Discrepancy between intrarenal messenger RNA and protein expression of ACE and ACE2 in human diabetic nephropathy.

BACKGROUND: The intrarenal angiotensin-converting enzyme (ACE) and type 2 ACE (ACE2) play important roles in the pathogenesis of diabetic nephropathy, but human data are limited. We studied glomerular and tubulointerstitial mRNA and the protein expression of ACE and ACE2 in patients with diabetic nephropathy.
METHODS: We studied renal biopsy specimens of 22 patients with diabetic nephropathy and 11 transplant donors as normal controls. Intrarenal mRNA expression of ACE and ACE2 was measured by laser microdissection and real-time quantitative polymerase chain reaction; expression at the protein level was determined by immunostaining.
RESULTS: Glomerular and tubulointerstitial mRNA expression levels of ACE and ACE2 were significantly higher in patients with diabetic nephropathy than in normal controls (p < 0.001 for all comparisons). Glomerular ACE and ACE2 protein levels of patients with diabetic nephropathy were significantly higher than those of kidney donors (4.90 +/- 2.55% vs. 2.64 +/- 0.98%, p = 0.022, and 7.40 +/- 3.36% vs. 4.37 +/- 2.36%, p = 0.017, respectively). The tubulointerstitial ACE at the protein level, however, was similar between diabetic patients and controls (8.76 +/- 4.18% vs. 10.44 +/- 6.61%, p = 0.453), and the tubulointerstitial ACE2 at the protein level was significantly lower in diabetic nephropathy (16.48 +/- 7.68% vs. 23.23 +/- 7.65%, p = 0.025).

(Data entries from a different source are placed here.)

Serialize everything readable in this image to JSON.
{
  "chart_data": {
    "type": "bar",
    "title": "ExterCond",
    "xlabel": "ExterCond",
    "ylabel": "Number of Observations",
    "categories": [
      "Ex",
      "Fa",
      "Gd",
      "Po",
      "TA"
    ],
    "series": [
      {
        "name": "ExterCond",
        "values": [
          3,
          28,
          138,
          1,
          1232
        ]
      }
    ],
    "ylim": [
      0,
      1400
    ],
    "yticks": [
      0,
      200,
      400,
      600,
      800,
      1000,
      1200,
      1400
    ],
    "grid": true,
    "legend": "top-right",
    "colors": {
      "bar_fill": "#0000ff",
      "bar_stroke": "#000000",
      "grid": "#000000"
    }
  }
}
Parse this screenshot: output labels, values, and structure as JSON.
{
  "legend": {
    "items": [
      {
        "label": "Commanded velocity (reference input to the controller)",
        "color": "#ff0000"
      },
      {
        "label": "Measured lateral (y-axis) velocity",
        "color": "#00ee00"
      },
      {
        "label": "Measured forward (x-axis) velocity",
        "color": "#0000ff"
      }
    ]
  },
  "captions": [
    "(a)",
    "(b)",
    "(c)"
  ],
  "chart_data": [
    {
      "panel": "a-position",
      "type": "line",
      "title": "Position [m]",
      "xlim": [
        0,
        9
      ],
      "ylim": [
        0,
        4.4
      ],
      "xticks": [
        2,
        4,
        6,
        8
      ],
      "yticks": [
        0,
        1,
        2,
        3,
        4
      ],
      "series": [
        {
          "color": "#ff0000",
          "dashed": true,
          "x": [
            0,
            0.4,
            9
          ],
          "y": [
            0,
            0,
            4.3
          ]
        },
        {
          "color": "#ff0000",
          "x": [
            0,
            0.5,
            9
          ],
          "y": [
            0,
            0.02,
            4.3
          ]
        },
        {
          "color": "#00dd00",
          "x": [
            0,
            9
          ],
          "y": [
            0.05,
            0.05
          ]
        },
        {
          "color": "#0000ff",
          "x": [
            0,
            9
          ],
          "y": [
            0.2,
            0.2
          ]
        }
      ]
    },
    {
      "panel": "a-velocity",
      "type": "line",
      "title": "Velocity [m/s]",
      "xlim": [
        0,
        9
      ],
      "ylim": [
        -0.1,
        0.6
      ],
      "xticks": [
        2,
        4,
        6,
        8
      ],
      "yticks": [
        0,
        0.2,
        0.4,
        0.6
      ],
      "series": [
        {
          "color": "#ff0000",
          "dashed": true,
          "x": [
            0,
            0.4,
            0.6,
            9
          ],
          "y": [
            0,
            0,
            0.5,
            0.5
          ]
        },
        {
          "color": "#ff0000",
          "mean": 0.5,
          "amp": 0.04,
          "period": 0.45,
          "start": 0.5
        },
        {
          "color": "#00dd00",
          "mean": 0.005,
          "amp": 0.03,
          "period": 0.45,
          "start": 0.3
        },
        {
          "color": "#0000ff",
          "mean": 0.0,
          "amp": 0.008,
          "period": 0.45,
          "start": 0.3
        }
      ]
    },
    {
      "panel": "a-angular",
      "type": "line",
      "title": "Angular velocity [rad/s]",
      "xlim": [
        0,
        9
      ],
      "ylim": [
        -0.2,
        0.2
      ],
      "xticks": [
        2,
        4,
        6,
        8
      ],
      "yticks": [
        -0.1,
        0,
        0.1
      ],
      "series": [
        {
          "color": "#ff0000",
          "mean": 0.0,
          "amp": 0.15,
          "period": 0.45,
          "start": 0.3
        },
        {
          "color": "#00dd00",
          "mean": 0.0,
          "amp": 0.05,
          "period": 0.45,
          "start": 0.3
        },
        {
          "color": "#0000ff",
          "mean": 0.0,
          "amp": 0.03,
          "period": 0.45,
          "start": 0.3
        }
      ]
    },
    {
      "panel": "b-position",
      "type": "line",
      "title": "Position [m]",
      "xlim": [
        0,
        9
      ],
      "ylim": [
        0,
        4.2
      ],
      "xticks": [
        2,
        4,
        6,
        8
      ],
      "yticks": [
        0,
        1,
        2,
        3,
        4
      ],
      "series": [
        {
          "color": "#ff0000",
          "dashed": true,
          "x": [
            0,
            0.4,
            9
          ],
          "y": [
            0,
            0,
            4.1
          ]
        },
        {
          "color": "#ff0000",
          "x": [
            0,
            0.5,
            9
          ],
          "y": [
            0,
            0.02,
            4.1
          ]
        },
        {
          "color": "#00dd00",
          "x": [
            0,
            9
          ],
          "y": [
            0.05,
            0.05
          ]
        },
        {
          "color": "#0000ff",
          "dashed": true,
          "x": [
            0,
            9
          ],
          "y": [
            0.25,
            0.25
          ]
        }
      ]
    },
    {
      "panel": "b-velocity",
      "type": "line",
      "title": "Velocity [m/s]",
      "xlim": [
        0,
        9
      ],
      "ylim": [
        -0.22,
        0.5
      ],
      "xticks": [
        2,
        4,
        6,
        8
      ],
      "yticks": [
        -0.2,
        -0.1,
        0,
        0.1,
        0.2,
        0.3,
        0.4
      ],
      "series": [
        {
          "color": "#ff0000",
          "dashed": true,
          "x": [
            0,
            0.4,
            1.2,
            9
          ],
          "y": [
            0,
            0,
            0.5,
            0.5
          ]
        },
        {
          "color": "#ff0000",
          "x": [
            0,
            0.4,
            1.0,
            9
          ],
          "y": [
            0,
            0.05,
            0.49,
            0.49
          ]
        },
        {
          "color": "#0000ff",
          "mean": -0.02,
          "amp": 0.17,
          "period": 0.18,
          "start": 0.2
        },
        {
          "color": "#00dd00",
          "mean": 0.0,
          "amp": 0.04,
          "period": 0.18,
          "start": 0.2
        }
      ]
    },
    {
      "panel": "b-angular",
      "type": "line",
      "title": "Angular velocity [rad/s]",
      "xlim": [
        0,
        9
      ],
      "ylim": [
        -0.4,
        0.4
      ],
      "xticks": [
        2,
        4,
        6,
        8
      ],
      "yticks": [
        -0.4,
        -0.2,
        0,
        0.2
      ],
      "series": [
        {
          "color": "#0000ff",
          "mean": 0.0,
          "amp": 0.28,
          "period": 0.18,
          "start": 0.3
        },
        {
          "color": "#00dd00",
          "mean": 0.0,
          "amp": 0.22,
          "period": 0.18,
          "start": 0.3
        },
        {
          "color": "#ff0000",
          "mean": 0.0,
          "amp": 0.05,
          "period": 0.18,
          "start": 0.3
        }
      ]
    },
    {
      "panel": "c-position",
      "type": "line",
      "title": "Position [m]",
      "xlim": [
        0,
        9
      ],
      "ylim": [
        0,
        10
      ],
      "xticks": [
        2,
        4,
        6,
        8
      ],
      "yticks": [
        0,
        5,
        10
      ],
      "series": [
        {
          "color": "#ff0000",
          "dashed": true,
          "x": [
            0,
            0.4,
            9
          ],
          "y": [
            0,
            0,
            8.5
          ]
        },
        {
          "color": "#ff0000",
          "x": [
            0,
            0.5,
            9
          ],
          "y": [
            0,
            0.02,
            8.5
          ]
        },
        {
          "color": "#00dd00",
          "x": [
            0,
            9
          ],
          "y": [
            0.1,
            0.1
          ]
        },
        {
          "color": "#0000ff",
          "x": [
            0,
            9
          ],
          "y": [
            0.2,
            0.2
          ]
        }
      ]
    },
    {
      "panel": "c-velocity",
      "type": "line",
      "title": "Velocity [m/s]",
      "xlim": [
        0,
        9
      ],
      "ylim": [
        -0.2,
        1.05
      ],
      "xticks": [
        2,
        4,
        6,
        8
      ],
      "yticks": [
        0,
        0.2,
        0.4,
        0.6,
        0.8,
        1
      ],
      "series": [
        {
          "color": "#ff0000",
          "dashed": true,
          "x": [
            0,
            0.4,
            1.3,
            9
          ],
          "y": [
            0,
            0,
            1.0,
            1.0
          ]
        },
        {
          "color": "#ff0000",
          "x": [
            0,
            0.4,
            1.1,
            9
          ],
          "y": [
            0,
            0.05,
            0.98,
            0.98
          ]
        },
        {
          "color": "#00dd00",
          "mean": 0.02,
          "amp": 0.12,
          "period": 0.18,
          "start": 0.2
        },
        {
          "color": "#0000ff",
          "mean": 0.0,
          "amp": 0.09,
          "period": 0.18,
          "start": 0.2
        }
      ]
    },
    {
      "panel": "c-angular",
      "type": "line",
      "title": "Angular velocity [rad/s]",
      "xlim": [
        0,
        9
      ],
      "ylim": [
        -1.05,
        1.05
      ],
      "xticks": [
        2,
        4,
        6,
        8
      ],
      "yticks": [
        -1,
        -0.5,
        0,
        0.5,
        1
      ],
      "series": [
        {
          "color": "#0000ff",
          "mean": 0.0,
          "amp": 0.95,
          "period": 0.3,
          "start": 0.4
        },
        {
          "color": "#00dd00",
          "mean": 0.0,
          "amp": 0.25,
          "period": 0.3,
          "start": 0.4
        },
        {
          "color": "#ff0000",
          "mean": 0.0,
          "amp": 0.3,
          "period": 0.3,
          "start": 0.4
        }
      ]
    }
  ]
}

CONCLUSION: The mRNA expression of ACE and ACE2 increased in both the glomerular and tubulointerstitial area of diabetic nephropathy. However, the tubulointerstitial ACE expression at the protein level remained unchanged, while that of ACE2 actually decreased. Our results suggest a posttranscriptional modulation of tubulointerstitial ACE and ACE2 expression. Experimental data of intrarenal mRNA expression of ACE and ACE2 should be interpreted with caution. (c) 2008 S. Karger AG, Basel.